Суханов с «Беломором» в зубах подошел к следователю. Выражение злости и напряжения не исчезли с его лица. Более того, к нему прибавилась одержимость, какая приходит к человеку, осознавшему особую важность предстоящего. Он сухо осведомился у Сатова:
– Мотор в порядке?
– Доедем. – Уклончиво ответил тот.
– Ну, а вам, – комендант повернулся к Маньковскому, – предстоит принять участие в исполнении приговора, вынесенного врагам нашего народа…
Не успел Суханов докончить фразу, как следователь, сделав невольно шаг назад, произнес резко:
– Нет!
– Как это понимать? Вы находитесь в моем подчинении и будете выполнять то, что я вам прикажу.
– Расстреливать я не буду. – Упрямо повторил Маньковский. – Отказываюсь категорически. Можете доложить об этом начальству.
Суханов удивленно посмотрел на говорившего, усмехнулся и с заметной снисходительностью сказал:
– Да что это вы так вскипятились. Расстреливают люди, специально назначенные наркомом, – он сделал ударение на слове «специально», – те, кому доверяют. А вам ведь даже следствие вести не доверяют. Так что не волнуйтесь, в оцеплении придется постоять, да помочь при захоронении. К сожалению, людей не хватает. Так что поберегите нервы, поберегите.
Говорил он, не вынимая папиросы изо рта, отчего речь становилась приглушенно-шепелявой, шутовской.

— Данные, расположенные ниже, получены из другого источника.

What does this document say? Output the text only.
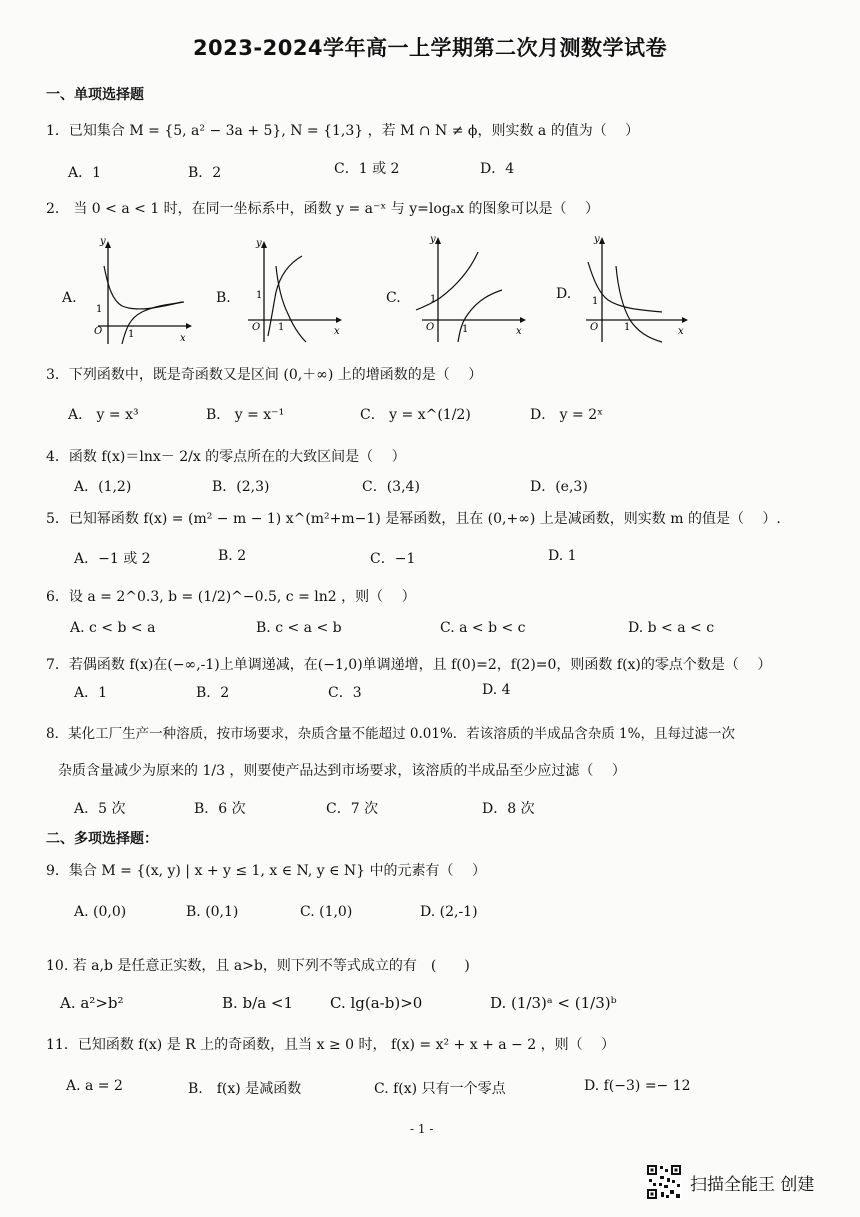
2023-2024学年高一上学期第二次月测数学试卷
一、单项选择题
1．已知集合 M = {5, a² − 3a + 5}, N = {1,3} ，若 M ∩ N ≠ ϕ，则实数 a 的值为（　 ）
A．1	B．2	C．1 或 2	D．4
2． 当 0 < a < 1 时，在同一坐标系中，函数 y = a⁻ˣ 与 y=logₐx 的图象可以是（　 ）
A.
y
x
O
1
1
B.
y
x
O
1
1
C.
y
x
O
1
1
D.
y
x
O
1
1
3．下列函数中，既是奇函数又是区间 (0,＋∞) 上的增函数的是（　 ）
A． y = x³	B． y = x⁻¹	C． y = x^(1/2)	D． y = 2ˣ
4．函数 f(x)＝lnx－ 2/x 的零点所在的大致区间是（　 ）
A．(1,2)	B．(2,3)	C．(3,4)	D．(e,3)
5．已知幂函数 f(x) = (m² − m − 1) x^(m²+m−1) 是幂函数，且在 (0,+∞) 上是减函数，则实数 m 的值是（　 ）.
A．−1 或 2	B. 2	C．−1	D. 1
6．设 a = 2^0.3, b = (1/2)^−0.5, c = ln2 ，则（　 ）
A. c < b < a	B. c < a < b	C. a < b < c	D. b < a < c
7．若偶函数 f(x)在(−∞,-1)上单调递减，在(−1,0)单调递增，且 f(0)=2，f(2)=0，则函数 f(x)的零点个数是（　 ）
A．1	B．2	C．3	D. 4
8．某化工厂生产一种溶质，按市场要求，杂质含量不能超过 0.01%．若该溶质的半成品含杂质 1%，且每过滤一次
杂质含量减少为原来的 1/3 ，则要使产品达到市场要求，该溶质的半成品至少应过滤（　 ）
A．5 次	B．6 次	C．7 次	D．8 次
二、多项选择题：
9．集合 M = {(x, y) | x + y ≤ 1, x ∈ N, y ∈ N} 中的元素有（　 ）
A. (0,0)	B. (0,1)	C. (1,0)	D. (2,-1)
10. 若 a,b 是任意正实数，且 a>b，则下列不等式成立的有　(　　)
A. a²>b²	B. b/a <1 C. lg(a-b)>0	D. (1/3)ᵃ < (1/3)ᵇ
11．已知函数 f(x) 是 R 上的奇函数，且当 x ≥ 0 时， f(x) = x² + x + a − 2 ，则（　 ）
A. a = 2	B.　f(x) 是减函数	C. f(x) 只有一个零点	D. f(−3) =− 12
- 1 -
扫描全能王 创建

Тем временем бойцы выводили приговоренных. Здесь же их связывали, засовывали во рты кляпы и заставляли ложиться плашмя на дно кузовов машин. Места не хватало, так что укладывались один на другого штабелями. Все это делалось деловито, без суеты. Оттого приобретало черты чего-то нереального, потустороннего, мистического. Словно в этом мрачном полуосвещенном дворе, очерченном серыми стенами с зарешеченными окнами, разыгрывался страшный спектакль теней. Зловещую тишину мрачного каменного колодца прорезала, наконец, команда Суханова:
– По машинам!
Шоферы, комендант с помощником шустро скрылись в кабинах. Остальным же полагалось занять места в кузовах. Поскольку скамейки там отсутствовали, конвойные садились прямо на тела приговоренных. Маньковского это покоробило. Он сделал попытку поехать стоя, в полусогнутом состоянии, из-за того, что брезентовое покрытие не давало возможности выпрямиться. Но едва грузовик дернулся, как следователь, не удержавшийся от толчка, упал на лежащих.

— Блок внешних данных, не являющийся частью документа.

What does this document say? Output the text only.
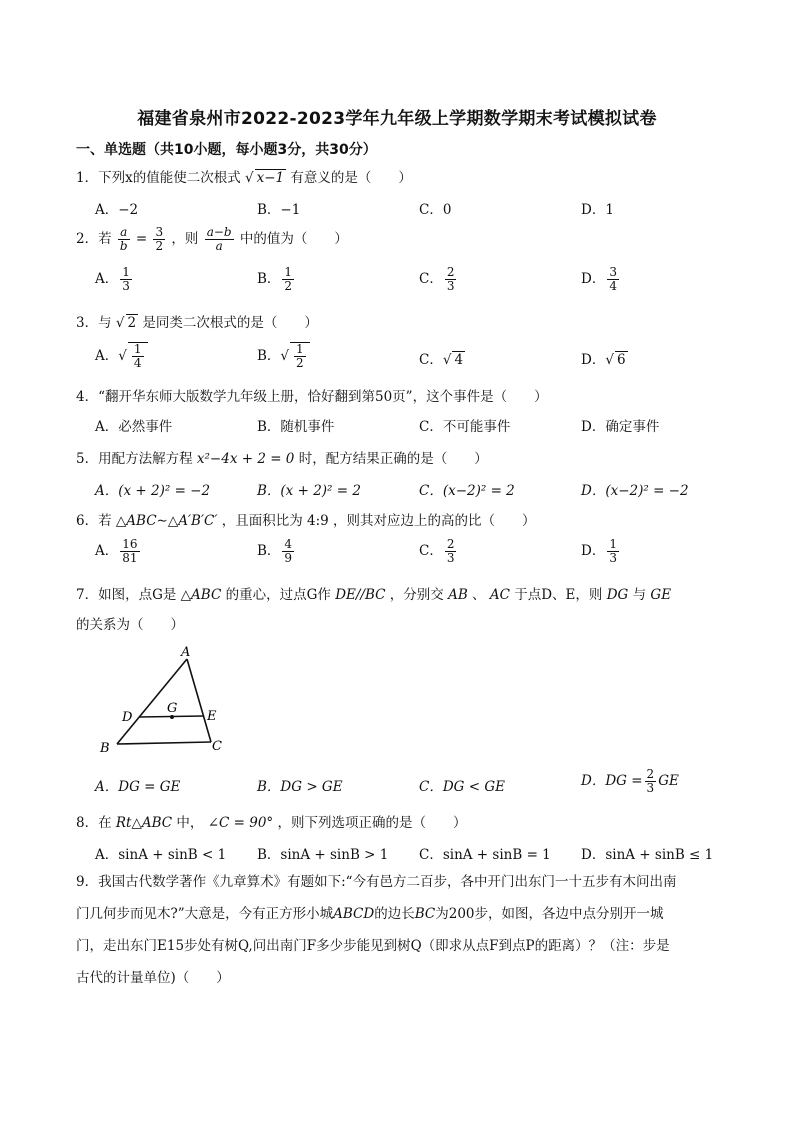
福建省泉州市2022-2023学年九年级上学期数学期末考试模拟试卷
一、单选题（共10小题，每小题3分，共30分）
1．下列x的值能使二次根式 √ x−1 有意义的是（　　）
A．−2	B．−1	C．0	D．1
2．若 $\frac{a}{b} = \frac{3}{2}$ ，则 $\frac{a-b}{a}$ 中的值为（　　）
A． $\frac{1}{3}$	B． $\frac{1}{2}$	C． $\frac{2}{3}$	D． $\frac{3}{4}$
3．与 √ 2 是同类二次根式的是（　　）
A．√ $\frac{1}{4}$	B．√ $\frac{1}{2}$	C．√ 4	D．√ 6
4．“翻开华东师大版数学九年级上册，恰好翻到第50页”，这个事件是（　　）
A．必然事件	B．随机事件	C．不可能事件	D．确定事件
5．用配方法解方程 x²−4x + 2 = 0 时，配方结果正确的是（　　）
A．(x + 2)² = −2	B．(x + 2)² = 2	C．(x−2)² = 2	D．(x−2)² = −2
6．若 △ABC∼△A′B′C′ ，且面积比为 4:9 ，则其对应边上的高的比（　　）
A． $\frac{16}{81}$	B． $\frac{4}{9}$	C． $\frac{2}{3}$	D． $\frac{1}{3}$
7．如图，点G是 △ABC 的重心，过点G作 DE//BC ，分别交 AB 、 AC 于点D、E，则 DG 与 GE
的关系为（　　）
A
B	C
D	E
G
A．DG = GE	B．DG > GE	C．DG < GE	D．DG = $\frac{2}{3}$ GE
8．在 Rt△ABC 中， ∠C = 90° ，则下列选项正确的是（　　）
A．sinA + sinB < 1 B．sinA + sinB > 1 C．sinA + sinB = 1 D．sinA + sinB ≤ 1
9．我国古代数学著作《九章算术》有题如下:“今有邑方二百步，各中开门出东门一十五步有木问出南
门几何步而见木?”大意是，今有正方形小城ABCD的边长BC为200步，如图，各边中点分别开一城
门，走出东门E15步处有树Q,问出南门F多少步能见到树Q（即求从点F到点P的距离）？（注：步是
古代的计量单位)（　　）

Пришлось устраиваться рядом с ними. При этом своем неуклюжем маневре Александр нечаянно задел голову одного из приговоренных и невольно произнес слово, нелепо прозвучавшее в этом кошмаре:
– Извините…
В быстро сгущавшейся темноте южного вечера машины со страшным грузом обреченных, попавших в «суточный лимит», покинули двор наркомата и взяли курс на юго-восток от Баку, к Сураханам.
…Кому из бакинцев не известно ныне это курортное место. Шоссе пролегло к Сураханам, побежали к курорту поезда электричек: всего-то восемнадцать километров от центра города. И в древние времена, и во времена нынешние это – километры здоровья, жизни.